RESOLVED: That the ASCSU endorse the need for the CSU to remain accessible to displaced or unemployed individuals who are seeking to upgrade their marketability through obtaining a college degree; and be it further

RESOLVED: That the ASCSU hold that a unified message regarding these implications ought to be delivered to the Governor and the legislature by the CSU coalition representing the Board of Trustees (BOT), CSU System Office, the leadership on the 23 campuses, the ASCSU, California Student Association (CSSA), the California Faculty Association (CFA), and other bargaining agents; and be it further

RESOLVED: That the ASCSU request the Governor and Legislature to restore the unallocated reduction to the budget of the CSU that appears in the Governor’s January Budget Proposal; and be it further

RESOLVED: That the ASCSU urge the BOT and the Chancellor to work with the Governor and Legislature to effect that restoration; and be it further

RESOLVED: That this resolution be sent to the Governor, the Legislature, BOT, campus senate chairs, campus presidents, CSSA, CFA, and Alumni Council.

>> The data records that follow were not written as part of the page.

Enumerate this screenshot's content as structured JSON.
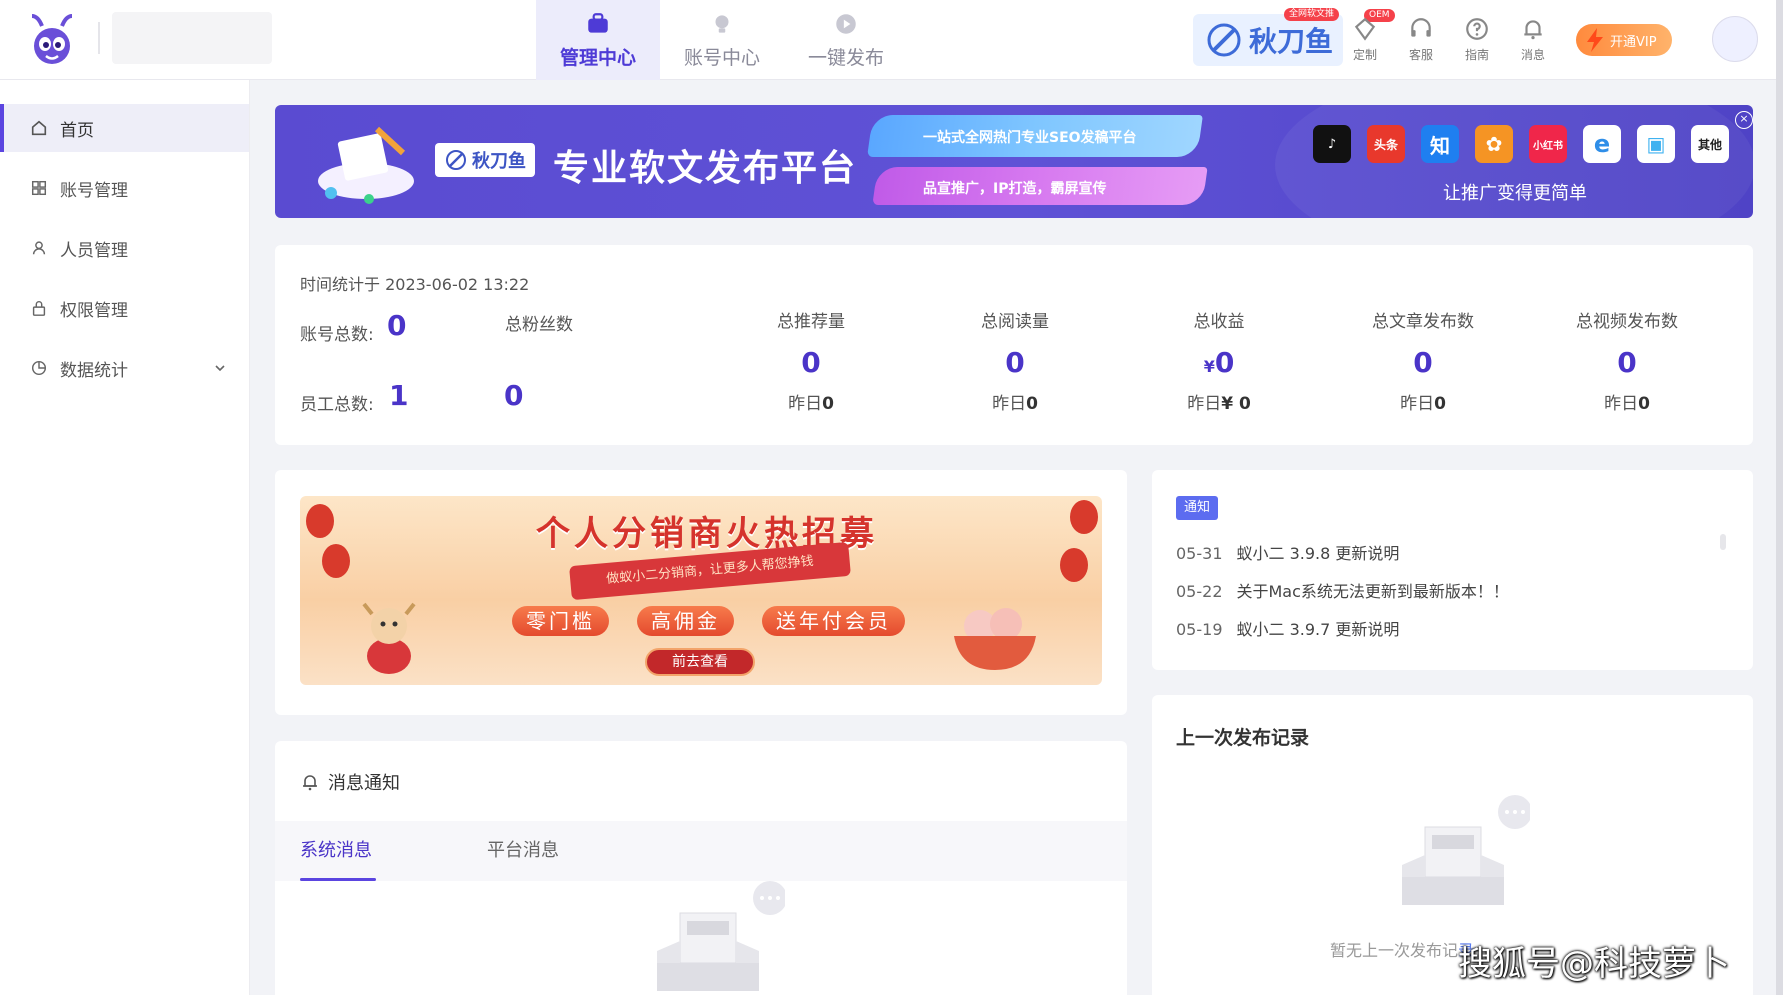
{
  "nav": {
    "tabs": [
      {
        "label": "管理中心",
        "active": true,
        "icon": "briefcase-icon"
      },
      {
        "label": "账号中心",
        "active": false,
        "icon": "bulb-icon"
      },
      {
        "label": "一键发布",
        "active": false,
        "icon": "play-icon"
      }
    ]
  },
  "header": {
    "brand_name": "秋刀鱼",
    "brand_badge": "全网软文推",
    "oem_badge": "OEM",
    "tools": [
      {
        "label": "定制",
        "icon": "diamond-icon"
      },
      {
        "label": "客服",
        "icon": "headset-icon"
      },
      {
        "label": "指南",
        "icon": "help-icon"
      },
      {
        "label": "消息",
        "icon": "bell-icon"
      }
    ],
    "vip_label": "开通VIP"
  },
  "sidebar": {
    "items": [
      {
        "label": "首页",
        "icon": "home-icon",
        "active": true
      },
      {
        "label": "账号管理",
        "icon": "grid-icon",
        "active": false
      },
      {
        "label": "人员管理",
        "icon": "user-icon",
        "active": false
      },
      {
        "label": "权限管理",
        "icon": "lock-icon",
        "active": false
      },
      {
        "label": "数据统计",
        "icon": "pie-icon",
        "active": false,
        "expandable": true
      }
    ]
  },
  "banner": {
    "logo_text": "秋刀鱼",
    "title": "专业软文发布平台",
    "line1": "一站式全网热门专业SEO发稿平台",
    "line2": "品宣推广，IP打造，霸屏宣传",
    "platforms": [
      {
        "label": "♪",
        "color": "#111111"
      },
      {
        "label": "头条",
        "color": "#e8382c"
      },
      {
        "label": "知",
        "color": "#1f7ff0"
      },
      {
        "label": "✿",
        "color": "#f59424"
      },
      {
        "label": "小红书",
        "color": "#f0264a"
      },
      {
        "label": "e",
        "color": "#2f8ee8"
      },
      {
        "label": "▣",
        "color": "#3fb2f0"
      },
      {
        "label": "其他",
        "color": "#ffffff"
      }
    ],
    "subtitle": "让推广变得更简单",
    "close": "×"
  },
  "stats": {
    "time_label": "时间统计于 2023-06-02 13:22",
    "accounts_label": "账号总数:",
    "accounts_value": "0",
    "staff_label": "员工总数:",
    "staff_value": "1",
    "fans_label": "总粉丝数",
    "fans_value": "0",
    "columns": [
      {
        "label": "总推荐量",
        "value": "0",
        "prefix": "",
        "yesterday_label": "昨日",
        "yesterday_value": "0"
      },
      {
        "label": "总阅读量",
        "value": "0",
        "prefix": "",
        "yesterday_label": "昨日",
        "yesterday_value": "0"
      },
      {
        "label": "总收益",
        "value": "0",
        "prefix": "¥",
        "yesterday_label": "昨日",
        "yesterday_value": "¥ 0"
      },
      {
        "label": "总文章发布数",
        "value": "0",
        "prefix": "",
        "yesterday_label": "昨日",
        "yesterday_value": "0"
      },
      {
        "label": "总视频发布数",
        "value": "0",
        "prefix": "",
        "yesterday_label": "昨日",
        "yesterday_value": "0"
      }
    ]
  },
  "promo": {
    "title": "个人分销商火热招募",
    "ribbon": "做蚁小二分销商，让更多人帮您挣钱",
    "chips": [
      "零门槛",
      "高佣金",
      "送年付会员"
    ],
    "button": "前去查看"
  },
  "notice": {
    "tag": "通知",
    "items": [
      {
        "date": "05-31",
        "text": "蚁小二 3.9.8 更新说明"
      },
      {
        "date": "05-22",
        "text": "关于Mac系统无法更新到最新版本！！"
      },
      {
        "date": "05-19",
        "text": "蚁小二 3.9.7 更新说明"
      }
    ]
  },
  "messages": {
    "title": "消息通知",
    "tabs": [
      {
        "label": "系统消息",
        "active": true
      },
      {
        "label": "平台消息",
        "active": false
      }
    ]
  },
  "last_publish": {
    "title": "上一次发布记录",
    "empty_text": "暂无上一次发布记",
    "link_text": "录"
  },
  "watermark": "搜狐号@科技萝卜",
  "colors": {
    "accent": "#4a34c8",
    "accent_bar": "#5b45e0",
    "banner": "#5a4bd1"
  }
}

RATIONALE: Since the Donahoe Act of 1960, the state of California has taken pride in seeking two goals in public higher education that are commonly summarized as "quality" and "access." Both of these goals have been enshrined in California code: "It is the intent of the Legislature that the segments of higher education recognize that quality teaching is the core ingredient of the undergraduate educational experience" (66050). The CSU's success in achieving these goals, in turn, has traditionally been dependent upon the state's willingness to provide the necessary resources, a commitment it also makes explicit in code "The State of California reaffirms its historic commitment to ensure adequate resources to support enrollment growth" (66202.5).

Unfortunately, the resources provided by the state in recent years have dramatically undercut the ability of the CSU to achieve both of these goals in even rudimentary form. Shortfalls in funding during this period have been "paid for" by reductions in quality, as outlined in the report The California State University at the Beginning of the 21st Century. The CSU has reached the point where additional reductions to the quality of the education it provides are intolerable. To quote a former CSU administrator, "access without quality is not access."

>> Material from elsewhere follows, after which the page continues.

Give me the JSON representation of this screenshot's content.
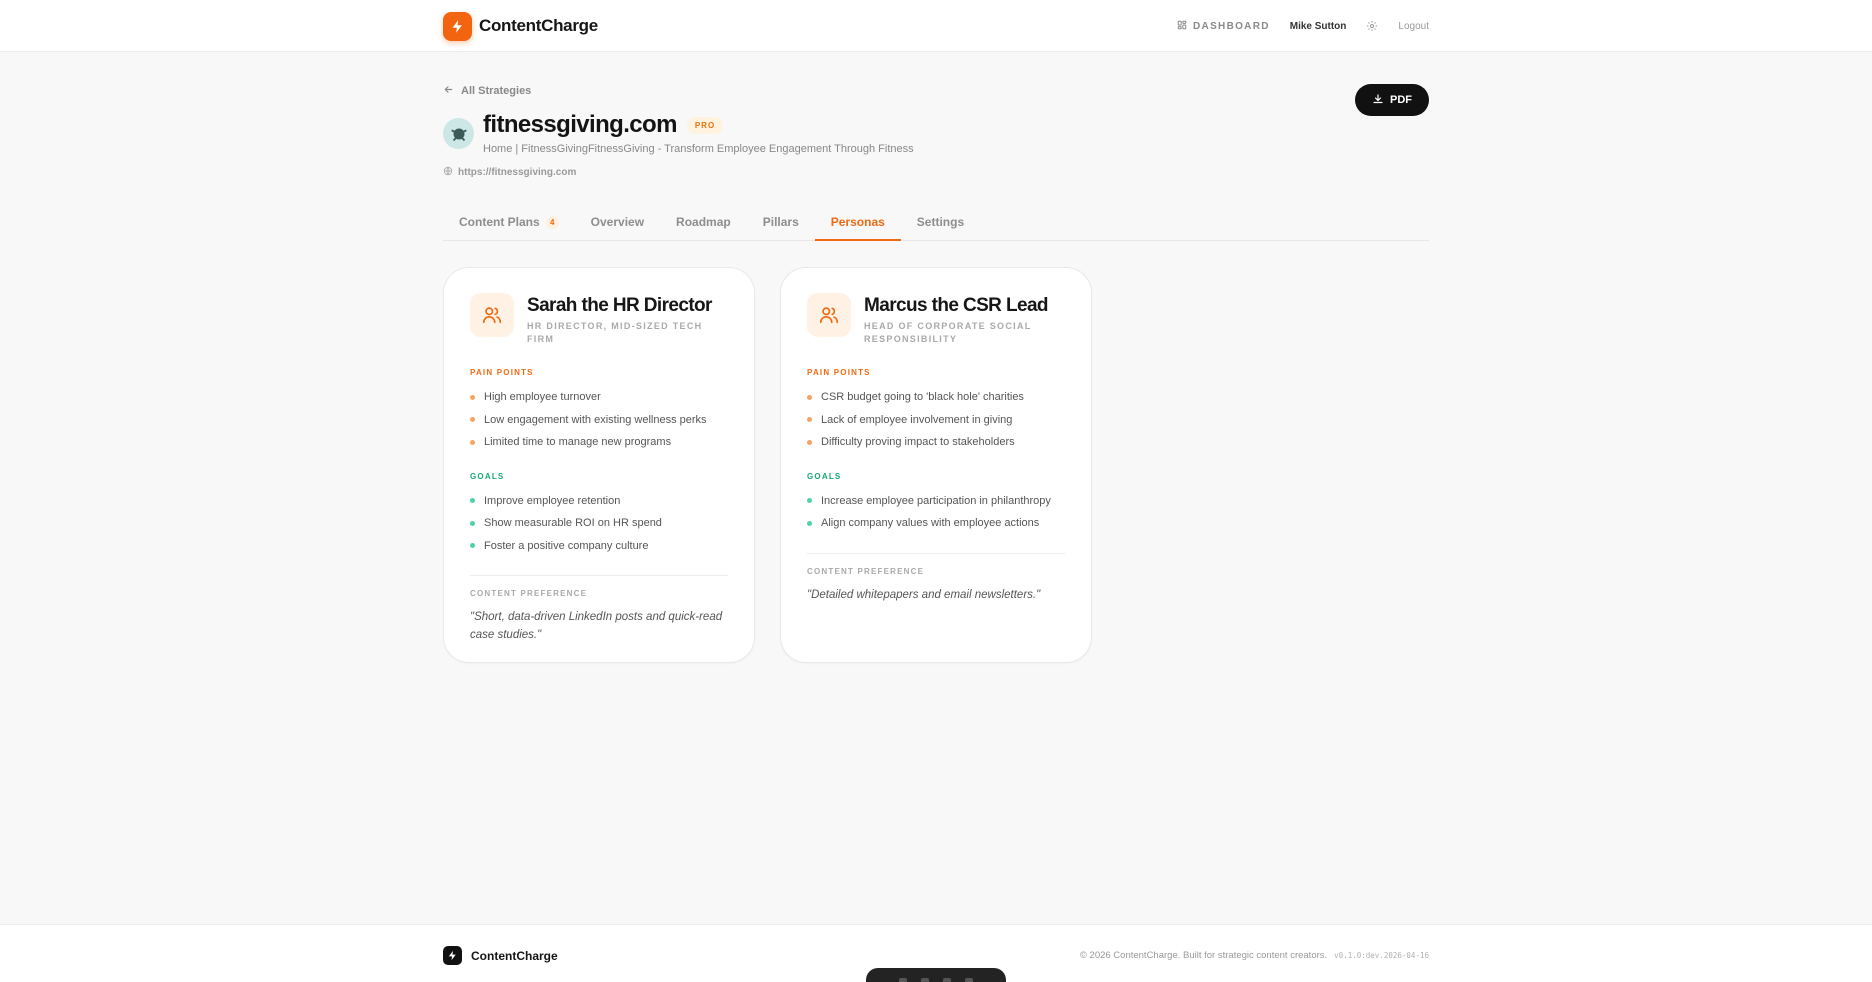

Because the admissions calendar does not correspond to the state budget calendar, the CSU admits students for an academic year prior to receiving the budget that is required to pay for that academic year. In years when the state fails to meet its legislative commitment to support enrollment growth, the CSU must still accept and educate those students who have already been admitted. In the past, the CSU has done so by accepting an on-going deterioration in the quality of the education it has provided; as evidenced by:

  • Escalating student-faculty ratios
  • Increasingly inadequate technology and staffing to support instruction
  • Declining purchasing power for library collections
  • Non-competitive salaries combined with California's high cost of living, diminishing our ability to recruit the best faculty from a national pool
  • Expanded reliance on temporary faculty rather than permanent faculty, leading to a concomitant increase in permanent faculty service loads, and resulting in a declining capacity to mentor and advise students
  • An increase in permanent faculty service loads (need to implement a plan responding to ACR 73 as legislated)
  • A declining capacity to mentor and advise students
  • A continued accumulation of delayed maintenance

The CSU has reached the point when reducing admissions has become the lesser of the evils. Cuts in quality must not be the sole mechanism for surviving difficult budgets, for quality will reach a level at which access itself becomes meaningless, prompting the question "access to what?" To maintain an acceptable level of quality, it is necessary for the CSU to limit enrollment to the number of students for which we have sufficient resources. Growth in enrollment during a time of diminished resources ultimately serves no one. In order to implement this necessary but unpleasant measure, the Board must be prepared to reduce the number of students admitted to correspond to any shortfall in state provided enrollment growth funds for the previous year.
Additional information regarding these issues is covered in ASCSU resolutions: AS 2812-07; AS-2796-07; AS 2749-06; AS 2772-06; AS 2694-05; AS 2654-04; AS-2612-03; AS-2563-01; AS 2449-99; AS-2418-98; AS-2367-97; AS-2317-96; AS-2258-95.